Iran’s Allies Target US Forces in Erbil, Drone Attacks Hit Hotel and US Embassy in Riyadh

Gettyimages 855556214
Gettyimages 855556214

Serangan Drone di Erbil dan Ledakan di Riyadh Memperburuk Ketegangan di Timur Tengah

Serangan drone yang dilakukan oleh kelompok milisi Syiah Irak menimbulkan kembali ketegangan di kawasan Timur Tengah. Kelompok yang dikenal dengan nama Perlawanan Islam di Irak (Islamic Resistance in Iraq/IRI) mengklaim telah melakukan serangan terhadap sebuah hotel di Erbil, ibu kota wilayah Kurdi Irak. Mereka menyatakan bahwa bangunan tersebut digunakan sebagai “pangkalan pendudukan” oleh militer Amerika Serikat.

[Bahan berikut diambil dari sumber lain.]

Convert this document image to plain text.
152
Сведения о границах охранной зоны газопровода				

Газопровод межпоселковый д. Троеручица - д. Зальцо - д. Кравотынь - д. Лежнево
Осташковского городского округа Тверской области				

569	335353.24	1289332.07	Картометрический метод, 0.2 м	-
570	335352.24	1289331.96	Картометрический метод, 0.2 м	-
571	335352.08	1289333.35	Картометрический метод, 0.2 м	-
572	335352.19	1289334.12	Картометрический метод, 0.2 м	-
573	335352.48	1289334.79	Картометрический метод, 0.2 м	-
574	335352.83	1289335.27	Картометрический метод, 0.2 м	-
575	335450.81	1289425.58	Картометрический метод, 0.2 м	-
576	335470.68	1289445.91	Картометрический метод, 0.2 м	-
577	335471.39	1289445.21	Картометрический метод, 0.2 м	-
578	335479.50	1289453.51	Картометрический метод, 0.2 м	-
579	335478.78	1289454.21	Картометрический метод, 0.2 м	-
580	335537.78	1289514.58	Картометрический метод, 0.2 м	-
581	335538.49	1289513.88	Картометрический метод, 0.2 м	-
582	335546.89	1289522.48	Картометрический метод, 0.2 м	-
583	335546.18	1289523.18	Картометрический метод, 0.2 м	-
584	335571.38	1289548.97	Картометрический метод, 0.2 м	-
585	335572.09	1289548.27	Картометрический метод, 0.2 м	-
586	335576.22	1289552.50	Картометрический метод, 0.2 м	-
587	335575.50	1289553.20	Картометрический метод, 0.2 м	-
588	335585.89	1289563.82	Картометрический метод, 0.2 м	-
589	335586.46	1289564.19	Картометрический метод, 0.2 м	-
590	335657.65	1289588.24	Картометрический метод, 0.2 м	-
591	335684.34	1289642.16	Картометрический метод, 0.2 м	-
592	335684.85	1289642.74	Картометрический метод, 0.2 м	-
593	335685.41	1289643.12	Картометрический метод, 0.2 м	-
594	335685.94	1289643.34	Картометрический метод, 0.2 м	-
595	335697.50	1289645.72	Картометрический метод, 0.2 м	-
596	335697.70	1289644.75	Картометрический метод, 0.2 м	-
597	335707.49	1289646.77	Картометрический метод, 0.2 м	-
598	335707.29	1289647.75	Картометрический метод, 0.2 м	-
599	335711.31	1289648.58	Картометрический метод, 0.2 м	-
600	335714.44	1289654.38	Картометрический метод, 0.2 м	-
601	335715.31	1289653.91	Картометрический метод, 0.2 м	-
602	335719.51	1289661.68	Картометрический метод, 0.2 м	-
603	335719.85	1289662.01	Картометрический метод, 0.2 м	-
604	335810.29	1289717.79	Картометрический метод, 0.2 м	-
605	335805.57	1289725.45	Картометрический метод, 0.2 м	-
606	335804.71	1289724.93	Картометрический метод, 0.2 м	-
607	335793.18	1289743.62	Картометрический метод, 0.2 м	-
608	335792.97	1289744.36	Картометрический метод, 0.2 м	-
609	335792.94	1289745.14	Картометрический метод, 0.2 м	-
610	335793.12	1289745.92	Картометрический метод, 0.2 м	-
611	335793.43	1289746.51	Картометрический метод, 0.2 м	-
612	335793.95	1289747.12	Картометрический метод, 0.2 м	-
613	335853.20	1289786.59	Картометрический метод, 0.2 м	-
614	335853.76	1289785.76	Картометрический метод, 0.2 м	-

IRI merupakan payung organisasi dari berbagai kelompok milisi Syiah Irak yang memiliki hubungan erat dengan Iran. Diketahui bahwa kelompok ini didukung oleh Islamic Revolutionary Guard Corps (IRGC), pasukan elit Iran. Faksi-faksi utama dalam IRI antara lain Badr Organization, Kata’ib Hezbollah, dan Asa’ib Ahl al-Haq.

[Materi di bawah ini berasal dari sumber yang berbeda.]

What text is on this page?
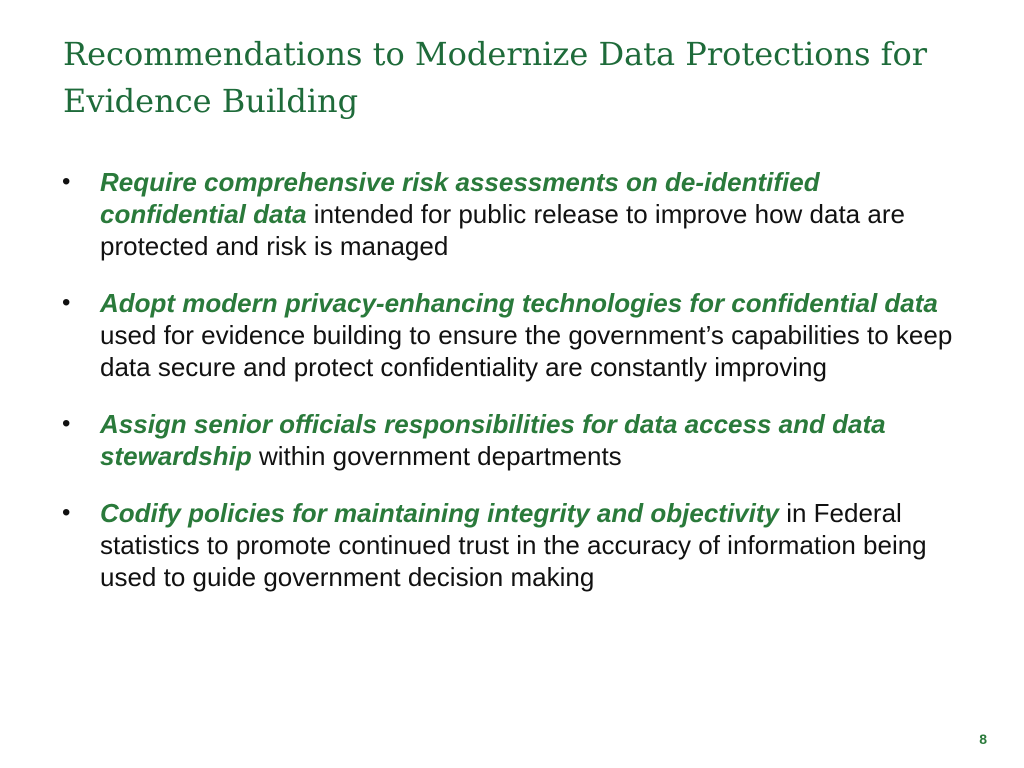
Recommendations to Modernize Data Protections for Evidence Building
• Require comprehensive risk assessments on de-identified confidential data intended for public release to improve how data are protected and risk is managed
• Adopt modern privacy-enhancing technologies for confidential data used for evidence building to ensure the government’s capabilities to keep data secure and protect confidentiality are constantly improving
• Assign senior officials responsibilities for data access and data stewardship within government departments
• Codify policies for maintaining integrity and objectivity in Federal statistics to promote continued trust in the accuracy of information being used to guide government decision making
8
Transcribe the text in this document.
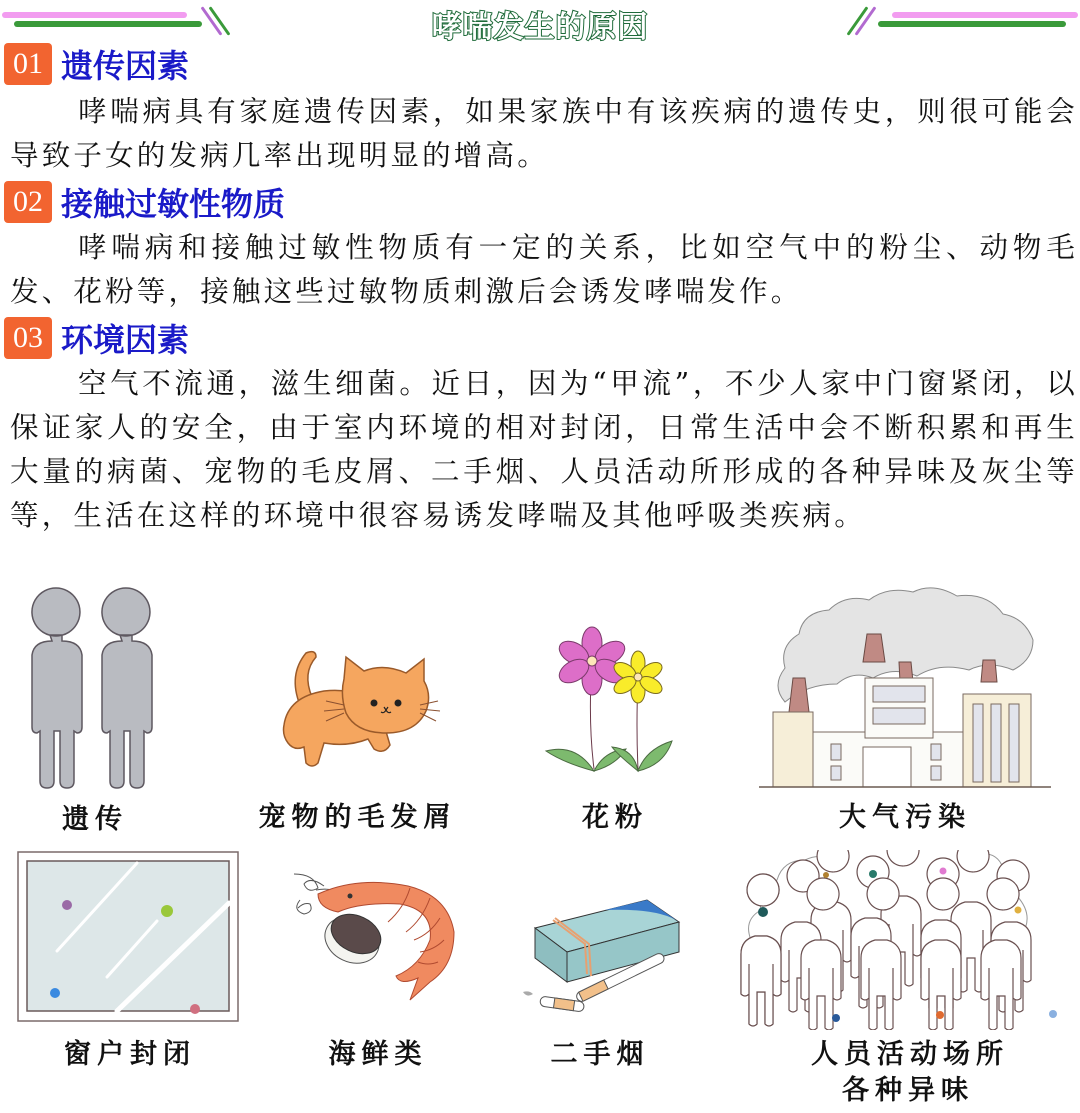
哮喘发生的原因
01 遗传因素
哮喘病具有家庭遗传因素，如果家族中有该疾病的遗传史，则很可能会导致子女的发病几率出现明显的增高。
02 接触过敏性物质
哮喘病和接触过敏性物质有一定的关系，比如空气中的粉尘、动物毛发、花粉等，接触这些过敏物质刺激后会诱发哮喘发作。
03 环境因素
空气不流通，滋生细菌。近日，因为“甲流”，不少人家中门窗紧闭，以保证家人的安全，由于室内环境的相对封闭，日常生活中会不断积累和再生大量的病菌、宠物的毛皮屑、二手烟、人员活动所形成的各种异味及灰尘等等，生活在这样的环境中很容易诱发哮喘及其他呼吸类疾病。
遗传	宠物的毛发屑	花粉	大气污染
窗户封闭	海鲜类	二手烟	人员活动场所
各种异味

Dalam pernyataan yang disebarkan melalui Telegram, IRI menyebut bahwa drone yang mereka gunakan diarahkan secara presisi ke target yang mereka klaim sebagai fasilitas militer terselubung. Video yang dipublikasikan oleh kantor berita lokal menunjukkan sebuah bangunan yang terbakar, yang diduga menjadi lokasi serangan tersebut.

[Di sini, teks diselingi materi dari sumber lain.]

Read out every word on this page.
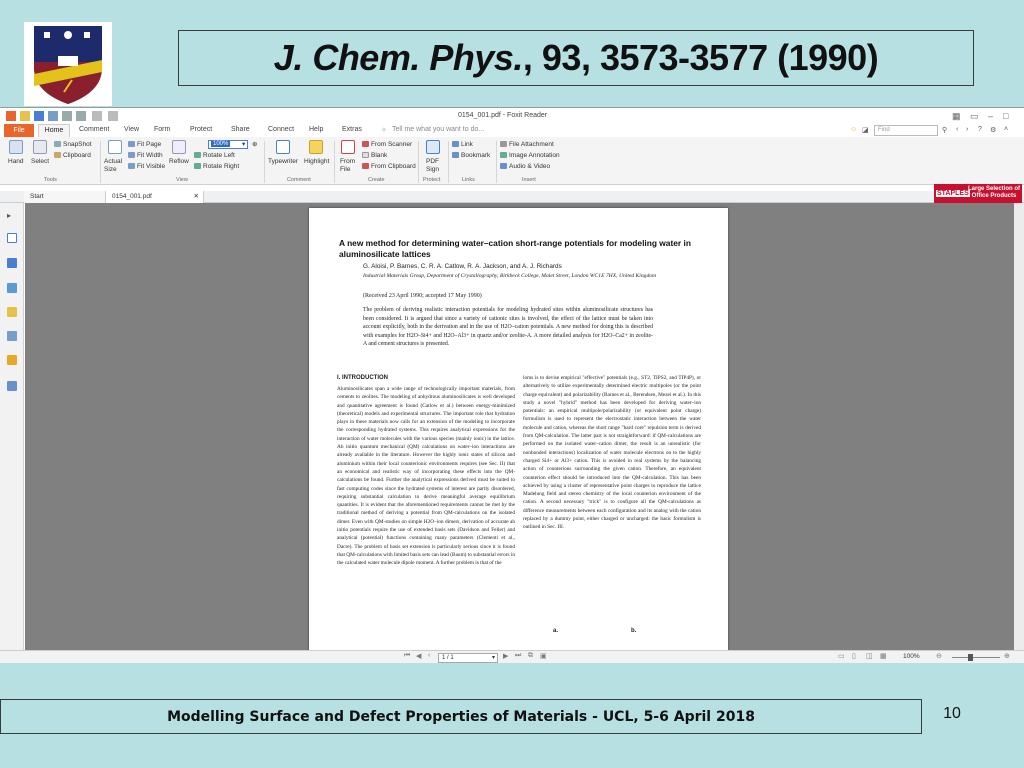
J. Chem. Phys. , 93, 3573-3577 (1990)
0154_001.pdf - Foxit Reader	▦ ▭ – □
File	Home	Comment View Form	Protect	Share	Connect Help	Extras	✧ Tell me what you want to do...	☺ ◪	Find	⚲ ‹ › ? ⚙ ˄
Hand Select
SnapShot
Clipboard
Tools
Actual Size
Fit Page
Fit Width
Fit Visible
Reflow
100%	▾ ⊕
Rotate Left
Rotate Right
View
Typewriter Highlight
Comment
From File
From Scanner
Blank
From Clipboard
Create
PDF Sign
Protect
Link
Bookmark
Links
File Attachment
Image Annotation
Audio & Video
Insert
Start	0154_001.pdf	✕	STAPLES
Large Selection of Office Products
▸
A new method for determining water–cation short-range potentials for modeling water in aluminosilicate lattices
G. Aloisi, P. Barnes, C. R. A. Catlow, R. A. Jackson, and A. J. Richards
Industrial Materials Group, Department of Crystallography, Birkbeck College, Malet Street, London WC1E 7HX, United Kingdom
(Received 23 April 1990; accepted 17 May 1990)
The problem of deriving realistic interaction potentials for modeling hydrated sites within aluminosilicate structures has been considered. It is argued that since a variety of cationic sites is involved, the effect of the lattice must be taken into account explicitly, both in the derivation and in the use of H2O–cation potentials. A new method for doing this is described with examples for H2O–Si4+ and H2O–Al3+ in quartz and/or zeolite-A. A more detailed analysis for H2O–Ca2+ in zeolite-A and cement structures is presented.
I. INTRODUCTION
Aluminosilicates span a wide range of technologically important materials, from cements to zeolites. The modeling of anhydrous aluminosilicates is well developed and quantitative agreement is found (Catlow et al.) between energy-minimized (theoretical) models and experimental structures. The important role that hydration plays in these materials now calls for an extension of the modeling to incorporate the corresponding hydrated systems. This requires analytical expressions for the interaction of water molecules with the various species (mainly ionic) in the lattice. Ab initio quantum mechanical (QM) calculations on water–ion interactions are already available in the literature. However the highly ionic states of silicon and aluminium within their local counterionic environments requires (see Sec. II) that an economical and realistic way of incorporating these effects into the QM-calculations be found. Further the analytical expressions derived must be suited to fast computing codes since the hydrated systems of interest are partly disordered, requiring substantial calculation to derive meaningful average equilibrium quantities. It is evident that the aforementioned requirements cannot be met by the traditional method of deriving a potential from QM-calculations on the isolated dimer. Even with QM-studies on simple H2O–ion dimers, derivation of accurate ab initio potentials require the use of extended basis sets (Davidson and Feller) and analytical (potential) functions containing many parameters (Clementi et al., Dacre). The problem of basis set extension is particularly serious since it is found that QM-calculations with limited basis sets can lead (Baum) to substantial errors in the calculated water molecule dipole moment. A further problem is that of the
loms is to devise empirical "effective" potentials (e.g., ST2, TIPS2, and TIP4P), or alternatively to utilize experimentally determined electric multipoles (or the point charge equivalent) and polarizability (Barnes et al., Berendsen, Mezei et al.). In this study a novel "hybrid" method has been developed for deriving water–ion potentials: an empirical multipole/polarizability (or equivalent point charge) formulism is used to represent the electrostatic interaction between the water molecule and cation, whereas the short range "hard core" repulsion term is derived from QM-calculation. The latter part is not straightforward: if QM-calculations are performed on the isolated water–cation dimer, the result is an unrealistic (for nonbonded interactions) localization of water molecule electrons on to the highly charged Si4+ or Al3+ cation. This is avoided in real systems by the balancing action of counterions surrounding the given cation. Therefore, an equivalent counterion effect should be introduced into the QM-calculation. This has been achieved by using a cluster of representative point charges to reproduce the lattice Madelung field and stereo chemistry of the local counterion environment of the cation. A second necessary "trick" is to configure all the QM-calculations as difference measurements between each configuration and its analog with the cation replaced by a dummy point, either charged or uncharged: the basic formulism is outlined in Sec. III.
a.	b.
⏮ ◀ ‹	1 / 1	▾ ▶ ⏭ ⧉ ▣	▭ ▯ ◫ ▦	100% ⊖	⊕
Modelling Surface and Defect Properties of Materials - UCL, 5-6 April 2018	10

Hingga saat ini, belum ada konfirmasi resmi dari pihak militer Amerika Serikat terkait jumlah korban atau tingkat kerusakan akibat serangan tersebut. Situasi di Erbil, yang terletak tidak jauh dari perbatasan Iran, masih dalam kondisi tegang. Peningkatan pengamanan di sejumlah titik strategis dilaporkan sedang berlangsung.

Dua Ledakan Guncang Riyadh

Ketegangan tidak hanya terjadi di Irak, tetapi juga mencapai Arab Saudi. Di kawasan diplomatik Riyadh, dua ledakan terdengar tak lama setelah otoritas Saudi mengonfirmasi adanya serangan terhadap Embassy of the United States in Riyadh.

Dua sumber yang dikutip oleh media internasional menyebutkan bahwa ledakan terjadi di sekitar area yang menjadi pusat perwakilan diplomatik asing. Hingga saat ini, belum ada keterangan resmi mengenai korban, kerusakan, maupun pihak yang bertanggung jawab atas serangan tersebut.

Aparat keamanan Saudi langsung memperketat penjagaan dan menutup akses menuju kawasan diplomatik. Hal ini menunjukkan tingkat kekhawatiran yang tinggi terhadap ancaman keamanan di kawasan tersebut.

Trump: Respons AS “Segera Diketahui”

Presiden Amerika Serikat, Donald Trump, dikabarkan telah menyiapkan respons cepat atas serangan di Riyadh. Kepada wartawan, ia menyatakan bahwa publik akan segera mengetahui bentuk tanggapan Washington.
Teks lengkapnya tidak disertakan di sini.